For all who do evil hate the light or are too fearful to admit to evil. And do not come to the light, so that their deeds may not be exposed. But those who do what is true come to the light, so that it may be clearly seen that their deeds have been done in God.” Now that is my kind of evangelism. Let your light so shine that they may see your good works and glorify your father in heaven.

We are what he has made us, created in Christ Jesus for good works.

Indeed, God did not send the Son into the world to condemn the world, but in order that the world might be saved through him.
Lent is a time for us to ask ourselves what part of the dark do we still like. Where do we live in the dark?
Can we as a community move through lent without guilt yet open ourselves up to understanding of our personal and communal shortcomings?
Those who believe in him are not condemned; but those who do not believe are condemned already, because they have not believed in the name of the only Son of God. In todays pluralism do we believe this?
I think that one could conclude that John’s community was hard pressed in proclaiming the Gospel of light to the world and also have encountered push back from the World. For John’s world was pluralistic in believers and non-believers. I suggest that our mission is as difficult. Pluralistic ideas of our time have seeped into our theology.
Today’s pluralism has had a profound effect on our lives and the church. The church struggles with defining the difference between diversity and pluralism. Diversity without real encounter and relationships will increase tensions in our society. Pluralism is not just tolerances it should be the active seeking of understanding of the differences. I am not saying that tolerance in not a public virtue, but it does not remove our ignorance of one another, and leaves us with stereotype, half-truths, and fears. Fear that has lead to violence and division.

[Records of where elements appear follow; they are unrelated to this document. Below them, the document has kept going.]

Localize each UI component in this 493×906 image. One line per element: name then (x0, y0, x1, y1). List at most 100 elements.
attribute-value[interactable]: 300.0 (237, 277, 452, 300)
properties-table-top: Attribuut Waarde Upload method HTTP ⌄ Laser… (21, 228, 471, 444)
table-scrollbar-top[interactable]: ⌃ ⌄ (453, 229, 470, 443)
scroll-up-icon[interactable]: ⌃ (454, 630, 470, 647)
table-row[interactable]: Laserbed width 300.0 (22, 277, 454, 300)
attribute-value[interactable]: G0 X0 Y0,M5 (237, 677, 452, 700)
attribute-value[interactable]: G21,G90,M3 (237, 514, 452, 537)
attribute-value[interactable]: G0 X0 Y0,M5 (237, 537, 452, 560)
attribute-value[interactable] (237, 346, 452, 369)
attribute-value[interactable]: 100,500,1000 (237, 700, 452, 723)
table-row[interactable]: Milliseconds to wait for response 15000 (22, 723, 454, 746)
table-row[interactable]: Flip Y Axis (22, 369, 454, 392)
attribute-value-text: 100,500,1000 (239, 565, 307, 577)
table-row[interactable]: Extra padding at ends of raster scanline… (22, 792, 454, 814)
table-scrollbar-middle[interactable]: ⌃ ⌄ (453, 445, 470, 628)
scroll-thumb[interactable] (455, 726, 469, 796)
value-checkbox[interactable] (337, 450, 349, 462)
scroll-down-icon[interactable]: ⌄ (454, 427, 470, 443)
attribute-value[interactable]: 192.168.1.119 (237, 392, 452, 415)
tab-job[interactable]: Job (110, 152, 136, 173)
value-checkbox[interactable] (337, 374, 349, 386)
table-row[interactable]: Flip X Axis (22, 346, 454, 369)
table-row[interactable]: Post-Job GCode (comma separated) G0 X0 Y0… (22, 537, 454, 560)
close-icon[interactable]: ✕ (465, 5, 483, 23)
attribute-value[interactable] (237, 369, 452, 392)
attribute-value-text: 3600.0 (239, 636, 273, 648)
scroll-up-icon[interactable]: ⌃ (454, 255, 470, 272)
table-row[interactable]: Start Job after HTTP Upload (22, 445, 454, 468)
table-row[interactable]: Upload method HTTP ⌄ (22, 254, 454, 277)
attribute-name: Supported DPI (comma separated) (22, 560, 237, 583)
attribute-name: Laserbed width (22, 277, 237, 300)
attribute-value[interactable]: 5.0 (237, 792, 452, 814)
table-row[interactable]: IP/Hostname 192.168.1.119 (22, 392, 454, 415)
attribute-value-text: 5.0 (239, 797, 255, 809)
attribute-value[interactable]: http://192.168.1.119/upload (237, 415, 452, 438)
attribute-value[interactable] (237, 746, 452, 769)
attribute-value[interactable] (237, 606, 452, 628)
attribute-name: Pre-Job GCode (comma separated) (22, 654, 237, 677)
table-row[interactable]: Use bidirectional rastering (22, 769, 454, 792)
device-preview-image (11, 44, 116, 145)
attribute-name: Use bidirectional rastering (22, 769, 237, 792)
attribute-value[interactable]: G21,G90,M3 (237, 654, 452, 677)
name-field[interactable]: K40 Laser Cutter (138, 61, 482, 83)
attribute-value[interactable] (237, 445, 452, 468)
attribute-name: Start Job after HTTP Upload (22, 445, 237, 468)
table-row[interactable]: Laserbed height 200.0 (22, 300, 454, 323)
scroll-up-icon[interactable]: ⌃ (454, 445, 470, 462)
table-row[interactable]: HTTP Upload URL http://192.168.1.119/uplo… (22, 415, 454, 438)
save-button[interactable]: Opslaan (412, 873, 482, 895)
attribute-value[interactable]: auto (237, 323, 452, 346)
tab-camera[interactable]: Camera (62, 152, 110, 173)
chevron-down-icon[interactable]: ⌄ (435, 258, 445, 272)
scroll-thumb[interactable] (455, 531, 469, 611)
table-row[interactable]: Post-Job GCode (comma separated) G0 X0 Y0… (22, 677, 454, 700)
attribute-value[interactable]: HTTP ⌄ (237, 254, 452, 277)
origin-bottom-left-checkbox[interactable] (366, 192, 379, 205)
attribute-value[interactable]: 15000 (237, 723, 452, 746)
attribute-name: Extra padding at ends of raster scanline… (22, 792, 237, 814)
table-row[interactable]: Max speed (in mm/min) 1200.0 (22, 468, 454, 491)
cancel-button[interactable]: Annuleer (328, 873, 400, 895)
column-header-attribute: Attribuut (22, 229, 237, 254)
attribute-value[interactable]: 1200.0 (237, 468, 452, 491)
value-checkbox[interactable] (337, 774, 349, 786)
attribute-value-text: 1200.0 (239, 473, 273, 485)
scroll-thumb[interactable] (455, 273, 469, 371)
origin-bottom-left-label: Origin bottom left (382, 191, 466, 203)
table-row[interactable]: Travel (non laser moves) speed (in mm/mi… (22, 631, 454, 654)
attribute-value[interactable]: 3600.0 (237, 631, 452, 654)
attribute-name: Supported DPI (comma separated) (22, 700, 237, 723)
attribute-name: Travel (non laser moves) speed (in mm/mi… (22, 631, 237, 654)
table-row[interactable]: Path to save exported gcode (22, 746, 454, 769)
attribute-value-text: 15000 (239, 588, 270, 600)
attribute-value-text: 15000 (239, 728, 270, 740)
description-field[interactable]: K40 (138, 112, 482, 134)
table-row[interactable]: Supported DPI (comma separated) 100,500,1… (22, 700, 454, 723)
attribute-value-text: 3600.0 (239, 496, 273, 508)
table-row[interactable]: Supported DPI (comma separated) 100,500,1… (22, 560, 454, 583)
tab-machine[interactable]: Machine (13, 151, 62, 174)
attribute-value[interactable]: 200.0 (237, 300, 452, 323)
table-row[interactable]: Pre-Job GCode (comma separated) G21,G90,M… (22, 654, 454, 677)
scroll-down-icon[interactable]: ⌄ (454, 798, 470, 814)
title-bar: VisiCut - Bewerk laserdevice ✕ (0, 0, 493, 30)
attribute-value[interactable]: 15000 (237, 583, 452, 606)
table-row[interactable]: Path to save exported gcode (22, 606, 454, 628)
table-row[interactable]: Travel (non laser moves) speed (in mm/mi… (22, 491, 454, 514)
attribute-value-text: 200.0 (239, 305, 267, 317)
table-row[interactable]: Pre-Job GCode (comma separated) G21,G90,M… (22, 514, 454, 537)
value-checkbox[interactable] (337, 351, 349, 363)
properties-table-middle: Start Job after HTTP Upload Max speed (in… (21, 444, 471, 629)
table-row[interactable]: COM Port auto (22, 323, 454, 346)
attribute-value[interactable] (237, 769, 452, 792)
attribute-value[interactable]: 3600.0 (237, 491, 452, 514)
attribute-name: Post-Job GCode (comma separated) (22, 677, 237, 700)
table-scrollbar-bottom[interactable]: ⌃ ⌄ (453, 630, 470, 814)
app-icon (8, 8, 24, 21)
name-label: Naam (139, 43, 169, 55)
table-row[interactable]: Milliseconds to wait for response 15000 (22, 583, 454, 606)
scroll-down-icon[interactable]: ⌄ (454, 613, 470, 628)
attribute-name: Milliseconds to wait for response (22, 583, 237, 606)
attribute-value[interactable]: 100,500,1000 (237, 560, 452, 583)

This inability of our social order to engage person to person will prove to be very costly and be a place were darkness would prevail.
In today’s society many of us are faired to let our true opinions be known, yet a full one on one relationship relies on openness.
“Pluralism is based on dialogue. The language of pluralism is that of dialogue and encounter, give and take, criticism and self-criticism. Dialogue means both speaking and listening, and that processes reveal both common understandings and real differences. Dialogue does not mean everyone at the “table” will agree with one another. Pluralism involves the commitment to being at the table — with one’s commitments.
I hope that we as a church can come to this table and not water down our theology, and not be part of the heresy of feel good theology, a theology where every idea is accepted as truth without thoughtful consideration of our three-legged stool, of a balanced understanding of authority, tradition, and God’s revelation. This balanced understanding of the middle way, “Via Media” is an Anglican willingness to tolerate and comprehend opposing viewpoints instead of imposing tests of orthodoxy or resorting to heresy trials.
Give thanks to the Lord, for he is good and his mercy endures forever.